Arrange a direct debit for at least the minimum payment on all your credit cards and other loans so that you can avoid late payments.

What information affects your credit rating?

Before 12 March 2014, only major infractions were noted on your credit report, such as dodging a bill altogether or paying your phone bill 60 days late. These are defined as defaults and will still go on your file, but now the unpaid bill will have to be at least $150 to count as a default, up from $100.

That's one of only a few minor wins for consumers, since the new regime will also keep track of a range of other information that was previously unrecorded, including:

  • the date a credit card or personal loan was opened and closed
  • the maximum credit limit
  • whether you made the minimum payment on time.

The same applies to mortgages, investment home loans, car loans and store finance offered by a licensed credit provider such as your bank or credit union. Whether or not you paid on time will be noted each month and the information retained for two years.

  • 5 years is how long information about a bankruptcy stays on your credit report
  • 5 years is also how long information about a payment default for consumer credit such as a credit card or utility bill of more than 60 days stays on your credit report.
  • 2 years is how long information about a delay of more than 14 days in paying your credit card, home loan or personal loan stays on your credit report.

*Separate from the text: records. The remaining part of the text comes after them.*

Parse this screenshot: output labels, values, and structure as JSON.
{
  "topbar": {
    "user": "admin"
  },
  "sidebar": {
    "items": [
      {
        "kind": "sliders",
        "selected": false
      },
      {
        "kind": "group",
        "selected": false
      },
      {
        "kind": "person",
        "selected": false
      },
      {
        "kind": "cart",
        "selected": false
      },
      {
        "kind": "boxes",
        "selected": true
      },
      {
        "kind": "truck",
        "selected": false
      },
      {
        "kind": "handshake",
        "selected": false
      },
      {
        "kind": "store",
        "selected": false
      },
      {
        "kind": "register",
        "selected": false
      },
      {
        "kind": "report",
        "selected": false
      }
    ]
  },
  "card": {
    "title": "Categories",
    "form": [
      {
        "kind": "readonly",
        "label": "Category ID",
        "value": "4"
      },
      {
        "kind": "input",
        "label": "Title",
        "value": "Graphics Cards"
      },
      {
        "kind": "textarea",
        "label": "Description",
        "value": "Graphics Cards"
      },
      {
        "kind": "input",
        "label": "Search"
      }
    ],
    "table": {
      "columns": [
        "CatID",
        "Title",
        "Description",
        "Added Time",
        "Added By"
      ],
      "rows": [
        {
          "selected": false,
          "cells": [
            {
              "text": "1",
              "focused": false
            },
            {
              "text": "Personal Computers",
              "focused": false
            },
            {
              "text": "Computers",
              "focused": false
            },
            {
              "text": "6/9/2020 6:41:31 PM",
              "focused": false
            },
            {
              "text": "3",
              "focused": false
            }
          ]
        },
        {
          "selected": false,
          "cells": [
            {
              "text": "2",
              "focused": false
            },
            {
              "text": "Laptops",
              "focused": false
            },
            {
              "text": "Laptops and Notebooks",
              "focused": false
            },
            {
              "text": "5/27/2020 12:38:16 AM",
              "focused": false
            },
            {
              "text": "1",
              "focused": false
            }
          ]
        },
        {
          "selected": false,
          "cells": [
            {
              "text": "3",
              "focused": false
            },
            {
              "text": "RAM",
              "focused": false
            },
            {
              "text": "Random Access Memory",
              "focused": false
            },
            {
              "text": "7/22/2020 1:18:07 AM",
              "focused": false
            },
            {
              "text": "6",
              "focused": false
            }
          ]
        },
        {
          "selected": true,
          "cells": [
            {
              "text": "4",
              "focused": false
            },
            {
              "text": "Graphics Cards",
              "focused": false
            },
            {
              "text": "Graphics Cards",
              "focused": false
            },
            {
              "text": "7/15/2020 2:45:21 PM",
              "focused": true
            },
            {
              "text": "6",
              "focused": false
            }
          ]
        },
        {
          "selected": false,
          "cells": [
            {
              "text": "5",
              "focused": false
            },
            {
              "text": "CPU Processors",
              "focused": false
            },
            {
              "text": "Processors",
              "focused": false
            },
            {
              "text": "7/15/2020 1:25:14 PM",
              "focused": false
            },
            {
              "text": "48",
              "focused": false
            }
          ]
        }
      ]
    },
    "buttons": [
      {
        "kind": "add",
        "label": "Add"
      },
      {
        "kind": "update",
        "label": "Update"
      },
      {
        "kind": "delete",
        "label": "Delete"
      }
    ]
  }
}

How to fix mistakes on your credit report

More information for credit reporting agencies means more opportunity for mistakes – and there were already plenty of them with the previous system:

  • 30% of Australians who had ordered their credit report found mistakes in it in a 2013 survey by the Office of the Australian Information Commissioner.
  • Only 60% of people in the survey who found mistakes got them sorted out.
  1. Order your free credit report once every year.
  2. Check your credit history.
  3. If there's a problem, contact the utility company or credit provider, or the credit reporting agency.
  4. Once the problem is fixed, the credit reporting agency should notify you in writing.
  5. If you're not satisfied with the dispute resolution scheme's decision, make a complaint to the Australian Information Commissioner.

If the problem on your credit file is not fixed, contact the relevant external dispute resolutions scheme – the utility company or credit provider and the credit reporting agency will be able to tell you the correct scheme.

Dispute resolution agencies for services providers:

Could you have bad credit without knowing?

David Leermakers, senior policy officer at the Consumer Action Law Centre was denied a personal loan to pay for his wedding because of an unpaid $350 phone bill listed on his credit report. "This was before I worked at Consumer Action, and at the time I knew virtually nothing about credit reporting." It turned out the bill was from a time David had lived in a shared house and his name stayed on the bill after he moved out. The other tenants failed to pay the bill. "As we needed the loan quickly, I just had to sort it out. I paid the debt and the loan was approved."